Two step process to showcase data science project as web application on AWS
I will start this article by thanking to Nicolás Metallo for sharing the code on github.
Why should I build web applications for data science
As data scientist, I often work with data on my own laptop (Jupyter notebooks, VS Code, etc). To demonstrate visualizations and machine learning workflows to stakeholders I often build a proof of concept app on my computer. It works well for the most part but the demo stops as soon as the meeting with screen sharing ends.
Very often your colleagues and stakeholders would want to interact with your app and give you feedback. This is not possible if you have code on your computer as jupyter notebook. Recently I have discovered an easy way to easily share data science apps as web applications on AWS. I will share my experience and some tips to make this process seamless.
If you follow the instructions you will able to host your app on AWS. It may be self contained app with plots or an app that uses other services in AWS such as Sagemaker, etc. With additional effort this POC app you may be able to use this web application as first version of application for simpler use cases.
Challenges
There are two challenges to converting your jupyer notebook into a web application
- Converting your notebook (jupyter notebook) into an app. The popular choices here are R with Shiny, Dash with Plotly and my recent favorite Streamlit. I have used Shny and Dash but I found Streamlit to be very intuitive and was able to build an app with minimal effort. It is also possible to share this app with Python users unless the app is complex (many libraries, using Sagemaker endpoint).
- Porting your visual app to cloud will give visibility to many stakeholders. It is possible to do this if you are an expert in cloud or have support from other cloud experts. I wanted to spent as little time as possible and reuse the steps for every app. It is possible to host the app on any cloud — I found an easy way for AWS by reusing CDK code in github.
Building the app
- Start with Hello World app and add the steps from your jupyter notebook
- Add checkboxes, user inputs to make the app interactive
- Use caching in Streamlit to speed up your app. The app will load data once into cache and is very responsive every time you interact with the page and the plots, etc have to be redrawn.
Porting the app to AWS
The instructions below will work for data scientists who know very little about building cloud applications. If I can do it, anyone can do it. Though these are for AWS, you may be able to take the docker file and make it work on other cloud platforms.
Setup:
Then follow the instructions in this github project. You will only need to change app.py and requirements.txt to suit your app.
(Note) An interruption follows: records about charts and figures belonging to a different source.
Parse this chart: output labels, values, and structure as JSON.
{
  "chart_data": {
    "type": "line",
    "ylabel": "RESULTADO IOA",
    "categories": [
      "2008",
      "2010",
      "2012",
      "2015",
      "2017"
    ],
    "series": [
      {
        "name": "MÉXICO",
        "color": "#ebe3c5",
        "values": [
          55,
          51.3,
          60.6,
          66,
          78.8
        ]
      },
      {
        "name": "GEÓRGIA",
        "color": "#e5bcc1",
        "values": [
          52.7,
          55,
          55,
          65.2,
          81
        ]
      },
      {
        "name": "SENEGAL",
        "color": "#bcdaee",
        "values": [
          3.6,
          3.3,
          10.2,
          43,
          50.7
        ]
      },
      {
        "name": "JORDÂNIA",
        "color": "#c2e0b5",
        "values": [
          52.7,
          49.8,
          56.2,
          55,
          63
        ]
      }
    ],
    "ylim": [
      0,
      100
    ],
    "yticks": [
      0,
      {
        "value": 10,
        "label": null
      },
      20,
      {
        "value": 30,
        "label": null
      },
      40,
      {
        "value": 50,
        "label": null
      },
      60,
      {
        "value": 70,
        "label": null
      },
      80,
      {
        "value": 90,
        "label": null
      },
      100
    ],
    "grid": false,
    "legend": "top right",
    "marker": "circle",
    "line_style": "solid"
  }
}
There is also another project for 1-click deployment here but I did not need to use it.
Troubleshooting
If you run into trouble during CDK, check your aws profile setup.
I had to change couple of commands (added —-profile default
) to make it work. Here are the commands that worked for me.
export AWS_DEFAULT_REGION=”us-east-1"
export AWS_ACCESS_KEY_ID=$(aws configure get default.aws_access_key_id)
export AWS_SECRET_ACCESS_KEY=$(aws configure get default.aws_secret_access_key)
cdk bootstrap aws://unknown-account/unknown-region --profile default
cdk deploy --profile default8:54:25 PM | CREATE_IN_PROGRESS | AWS::EC2::Route | WebDemoVPC/PublicSubnet1/Def
aultRoute[█████████████████████████████████████▋····················] (37/57)
If everything works well, you will get link to webapp as URL at the end (shown in bold). Copy it and share it with your audience.
StreamlitWorkshop-cdk✨ Deployment time: 407.66sOutputs:
StreamlitWorkshop-cdk.WebDemoServiceLoadBalancerDNS9E1356A5 = Strea-WebDe-XXXXXXXXXXXXXXX–NNNNNNNNNNNNN.us-east-1.elb.amazonaws.com
StreamlitWorkshop-cdk.WebDemoServiceServiceURLF46EEB7B = http://Strea-WebDe-XXXXXXXXXXXXXXXXX-NNNNNNNNNNNN.us-east-1.elb.amazonaws.com
Stack ARN:
arn:aws:cloudformation:us-east-1:NNNNNNNNNNN:stack/StreamlitWorkshop-cdk/XXXXXXX–98d8–11ec-a059–0abee6b5c353✨ Total time: 410.29s
Tips:
- Change cdk/cdk_stack.py to make changes to EC2 config and other options (choose instance size based on compute power needed in your app)
- Start with very simple “Hello world” Streamlit app. The github project is complex project and it is unlikely to work.
- Then you can replace the simple app to your own Streamlit app.
- When the setup works for you, note down the commands that worked for you so that you can reuse them next them. This helped me a lot and next time I took minutes instead of whole morning.
Note:
The setup steps (AWS CLI, npm, etc) on your local environment are not needed next time you decide to host the same app or another app on AWS. It will only need one command and your app is up and running in minutes.
I was able to port my app using this method with low cost (< 2 $ per week). I also shut down all resources with one command.
Conclusion
Demonstrating data science applications as web application to stakeholders has many benefits. When you have a concept ready, build a web application using Streamlit. Host in on cloud and gather feedback.